Although Sheila Stuart was writing contemporaneously with Enid Blyton, their different backgrounds and experiences are evident in their writing; in the worlds they described and the characters of their protagonists. Sheila Stuart was an intelligent, well-educated Scotswoman, who quietly, but with determination, pursued the course in life she wanted, continuing to work even after marriage, which was rare in those days. In the stories, Alison’s older sister Mary is studying to be a doctor at Edinburgh University, again an unusual role model for the time. The Alison books were hugely popular, wonderful tales of ‘courage, determination and adventure’.
Such was the positive influence they had on me that many years later, when my first child was born, a girl, I named her Alison. And year in, year out, we head north to visit, explore and immerse ourselves in that splendid, incomparable part of Scotland. So thank you, Sheila Stuart – and Alison!
About the author:
Vivien has been a librarian, museum worker, translator and historical researcher, and currently works with her local library service. She has travelled widely throughout Eastern Europe and to many of the former Soviet states, and written about those experiences. A keen walker and historian, Vivien is a frequent visitor to the Highlands and Islands of Scotland and writes regular articles for Scottish Islands Explorer and iScot magazines.
I loved reading about both these authors. And I’d heard of neither before. How I would have loved to have read the ‘Alison’ books when I was a child. Though i confess, I never did read Enid Blyton. I think my local librarian mustn’t have liked them and not stocked them, because i read all the library stock! Thanks so much for this blog, Louise. Can’t wait to read more.
Thanks, Magi!
Thank you, Louise. You’re the only person I’ve heard of who read those Alison books. I think some of them were re-released last year or the year before. Good to know I wasn’t the only person who loved them.
Thanks for reading, Jean! Though credit must go to contributor Vivien Martin, for writing about the Alison books and drawing this heroine to our attention!

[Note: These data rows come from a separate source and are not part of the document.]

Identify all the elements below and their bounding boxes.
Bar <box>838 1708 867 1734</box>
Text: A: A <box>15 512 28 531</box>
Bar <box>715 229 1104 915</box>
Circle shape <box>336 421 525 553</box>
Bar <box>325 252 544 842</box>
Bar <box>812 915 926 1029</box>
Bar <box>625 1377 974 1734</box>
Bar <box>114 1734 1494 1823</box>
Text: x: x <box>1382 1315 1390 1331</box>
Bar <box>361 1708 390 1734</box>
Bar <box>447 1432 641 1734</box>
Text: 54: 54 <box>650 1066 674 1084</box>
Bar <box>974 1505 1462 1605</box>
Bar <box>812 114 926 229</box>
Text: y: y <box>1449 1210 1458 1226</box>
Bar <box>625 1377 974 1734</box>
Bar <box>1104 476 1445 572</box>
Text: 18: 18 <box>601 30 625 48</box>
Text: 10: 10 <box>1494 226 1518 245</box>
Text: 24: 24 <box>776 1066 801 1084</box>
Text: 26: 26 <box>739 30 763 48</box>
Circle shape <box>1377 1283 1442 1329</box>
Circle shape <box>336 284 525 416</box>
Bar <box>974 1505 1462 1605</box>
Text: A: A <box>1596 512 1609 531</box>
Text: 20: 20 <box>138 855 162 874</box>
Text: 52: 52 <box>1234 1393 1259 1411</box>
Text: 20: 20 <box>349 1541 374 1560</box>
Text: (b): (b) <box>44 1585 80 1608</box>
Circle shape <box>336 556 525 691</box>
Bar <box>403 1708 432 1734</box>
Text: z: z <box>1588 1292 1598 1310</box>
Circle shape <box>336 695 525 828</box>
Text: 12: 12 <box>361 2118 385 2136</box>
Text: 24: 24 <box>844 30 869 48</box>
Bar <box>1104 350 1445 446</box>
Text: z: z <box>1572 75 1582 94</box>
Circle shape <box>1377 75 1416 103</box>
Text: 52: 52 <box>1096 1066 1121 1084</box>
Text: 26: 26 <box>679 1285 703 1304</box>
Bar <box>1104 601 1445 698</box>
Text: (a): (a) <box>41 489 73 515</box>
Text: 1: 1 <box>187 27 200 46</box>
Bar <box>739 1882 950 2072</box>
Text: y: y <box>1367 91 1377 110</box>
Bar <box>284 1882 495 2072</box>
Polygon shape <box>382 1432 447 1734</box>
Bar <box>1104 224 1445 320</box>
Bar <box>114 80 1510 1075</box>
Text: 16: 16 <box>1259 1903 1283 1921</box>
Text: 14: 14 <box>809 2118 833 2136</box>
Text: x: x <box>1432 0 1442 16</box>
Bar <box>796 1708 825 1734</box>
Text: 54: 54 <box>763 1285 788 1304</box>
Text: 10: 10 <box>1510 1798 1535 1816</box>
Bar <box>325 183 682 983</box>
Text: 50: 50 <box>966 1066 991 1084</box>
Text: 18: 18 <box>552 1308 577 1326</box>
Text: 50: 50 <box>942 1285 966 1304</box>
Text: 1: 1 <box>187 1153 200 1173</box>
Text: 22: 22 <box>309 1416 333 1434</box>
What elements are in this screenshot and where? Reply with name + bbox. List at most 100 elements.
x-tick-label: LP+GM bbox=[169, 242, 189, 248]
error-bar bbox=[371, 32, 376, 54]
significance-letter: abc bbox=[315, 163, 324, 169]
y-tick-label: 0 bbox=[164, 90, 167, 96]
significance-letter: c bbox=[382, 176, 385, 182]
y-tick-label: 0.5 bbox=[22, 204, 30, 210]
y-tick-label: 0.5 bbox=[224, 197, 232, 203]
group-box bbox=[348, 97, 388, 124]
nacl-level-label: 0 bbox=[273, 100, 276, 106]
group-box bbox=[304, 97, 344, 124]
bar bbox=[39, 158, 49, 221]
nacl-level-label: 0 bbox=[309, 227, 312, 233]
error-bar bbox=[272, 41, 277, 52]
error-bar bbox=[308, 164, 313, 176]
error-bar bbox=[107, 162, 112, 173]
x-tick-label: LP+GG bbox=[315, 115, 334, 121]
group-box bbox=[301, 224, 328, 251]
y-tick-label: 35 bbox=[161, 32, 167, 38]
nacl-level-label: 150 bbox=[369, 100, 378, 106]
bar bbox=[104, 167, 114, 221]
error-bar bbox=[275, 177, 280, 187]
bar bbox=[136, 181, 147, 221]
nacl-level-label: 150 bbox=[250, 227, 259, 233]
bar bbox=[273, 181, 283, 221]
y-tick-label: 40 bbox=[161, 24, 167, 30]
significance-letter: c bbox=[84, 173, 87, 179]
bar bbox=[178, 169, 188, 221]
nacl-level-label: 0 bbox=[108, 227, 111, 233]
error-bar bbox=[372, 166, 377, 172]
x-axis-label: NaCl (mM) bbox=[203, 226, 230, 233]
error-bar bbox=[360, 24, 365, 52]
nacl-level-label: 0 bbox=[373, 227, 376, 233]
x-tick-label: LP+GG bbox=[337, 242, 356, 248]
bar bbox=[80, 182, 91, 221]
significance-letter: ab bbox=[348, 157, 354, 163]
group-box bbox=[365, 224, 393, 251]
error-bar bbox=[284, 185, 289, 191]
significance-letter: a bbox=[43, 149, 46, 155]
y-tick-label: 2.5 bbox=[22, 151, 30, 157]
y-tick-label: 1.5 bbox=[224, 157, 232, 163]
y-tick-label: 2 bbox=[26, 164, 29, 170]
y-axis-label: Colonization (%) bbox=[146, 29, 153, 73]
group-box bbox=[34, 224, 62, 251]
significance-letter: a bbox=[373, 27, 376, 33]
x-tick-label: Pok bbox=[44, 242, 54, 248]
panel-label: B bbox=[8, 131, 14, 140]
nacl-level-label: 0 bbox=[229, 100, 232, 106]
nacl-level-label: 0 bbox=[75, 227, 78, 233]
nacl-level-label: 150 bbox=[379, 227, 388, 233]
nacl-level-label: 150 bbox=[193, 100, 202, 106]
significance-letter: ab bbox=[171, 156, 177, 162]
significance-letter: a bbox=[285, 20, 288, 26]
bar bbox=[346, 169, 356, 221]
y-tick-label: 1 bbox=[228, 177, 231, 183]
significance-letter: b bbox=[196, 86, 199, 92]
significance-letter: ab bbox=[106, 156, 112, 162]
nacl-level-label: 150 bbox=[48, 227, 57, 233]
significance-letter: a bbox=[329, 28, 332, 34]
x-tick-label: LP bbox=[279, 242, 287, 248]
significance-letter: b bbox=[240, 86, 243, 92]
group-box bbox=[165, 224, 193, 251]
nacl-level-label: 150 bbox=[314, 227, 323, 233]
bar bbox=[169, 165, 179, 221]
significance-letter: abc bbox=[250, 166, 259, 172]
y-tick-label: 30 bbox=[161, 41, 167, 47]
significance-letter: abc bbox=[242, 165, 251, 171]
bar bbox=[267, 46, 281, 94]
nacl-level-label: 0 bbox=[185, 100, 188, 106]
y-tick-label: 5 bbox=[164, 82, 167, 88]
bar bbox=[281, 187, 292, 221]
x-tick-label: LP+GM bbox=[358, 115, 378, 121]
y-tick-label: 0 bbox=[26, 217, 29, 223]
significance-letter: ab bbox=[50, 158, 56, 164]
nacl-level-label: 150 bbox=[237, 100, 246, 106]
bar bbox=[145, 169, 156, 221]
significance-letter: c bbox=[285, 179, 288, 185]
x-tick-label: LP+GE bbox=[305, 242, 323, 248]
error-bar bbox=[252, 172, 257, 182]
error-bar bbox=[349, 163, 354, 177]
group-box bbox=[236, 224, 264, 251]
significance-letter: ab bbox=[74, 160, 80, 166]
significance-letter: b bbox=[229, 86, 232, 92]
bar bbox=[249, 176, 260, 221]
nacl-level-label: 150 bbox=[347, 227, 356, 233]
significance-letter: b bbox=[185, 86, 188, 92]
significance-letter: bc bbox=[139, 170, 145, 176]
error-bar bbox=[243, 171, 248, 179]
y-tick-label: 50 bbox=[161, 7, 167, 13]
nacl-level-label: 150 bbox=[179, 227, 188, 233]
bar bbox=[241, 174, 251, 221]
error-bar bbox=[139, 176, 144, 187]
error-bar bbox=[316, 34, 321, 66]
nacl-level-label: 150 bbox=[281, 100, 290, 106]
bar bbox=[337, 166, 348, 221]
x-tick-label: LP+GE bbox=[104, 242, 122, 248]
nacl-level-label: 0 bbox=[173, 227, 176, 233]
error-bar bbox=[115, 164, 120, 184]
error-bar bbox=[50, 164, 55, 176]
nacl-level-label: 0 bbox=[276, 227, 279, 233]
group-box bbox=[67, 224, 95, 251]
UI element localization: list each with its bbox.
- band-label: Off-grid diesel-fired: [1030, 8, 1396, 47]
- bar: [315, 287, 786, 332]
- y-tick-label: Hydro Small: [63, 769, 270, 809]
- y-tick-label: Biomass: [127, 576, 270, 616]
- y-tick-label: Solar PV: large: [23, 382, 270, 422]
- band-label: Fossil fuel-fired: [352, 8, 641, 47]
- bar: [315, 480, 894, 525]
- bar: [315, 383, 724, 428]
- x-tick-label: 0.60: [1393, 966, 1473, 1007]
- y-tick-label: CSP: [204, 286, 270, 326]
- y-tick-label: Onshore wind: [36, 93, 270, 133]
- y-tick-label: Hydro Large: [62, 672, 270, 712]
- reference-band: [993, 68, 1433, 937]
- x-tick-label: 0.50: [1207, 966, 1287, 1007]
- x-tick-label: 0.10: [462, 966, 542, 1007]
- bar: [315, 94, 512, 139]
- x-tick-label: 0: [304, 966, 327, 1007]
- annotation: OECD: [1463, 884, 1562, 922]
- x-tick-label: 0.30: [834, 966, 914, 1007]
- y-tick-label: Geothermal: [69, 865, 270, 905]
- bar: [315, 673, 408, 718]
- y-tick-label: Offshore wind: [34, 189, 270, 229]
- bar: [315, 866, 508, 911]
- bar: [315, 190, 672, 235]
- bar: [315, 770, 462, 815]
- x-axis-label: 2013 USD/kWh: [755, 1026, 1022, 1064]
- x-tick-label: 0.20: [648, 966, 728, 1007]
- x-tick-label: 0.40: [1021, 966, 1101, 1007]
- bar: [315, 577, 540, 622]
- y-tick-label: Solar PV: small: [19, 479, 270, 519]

What a great idea. As someone working in Scottish Children’s Literature I am ashamed to admit I hadn’t come across Sheila Stuart but immediately intend to track down these books and read them thanks for adding this author to my list.
It’s lovely to know others enjoyed the ‘Alison’ books as well! The original editions were all published by Blackie, but Fidra Books in Edinburgh republished two titles. ‘Alison and the Witch’s cave’ and ‘Alison’s Christmas Adventure’ about eight or nine years ago. I also like the different covers that appeared over the years: they tell their own story about changing times!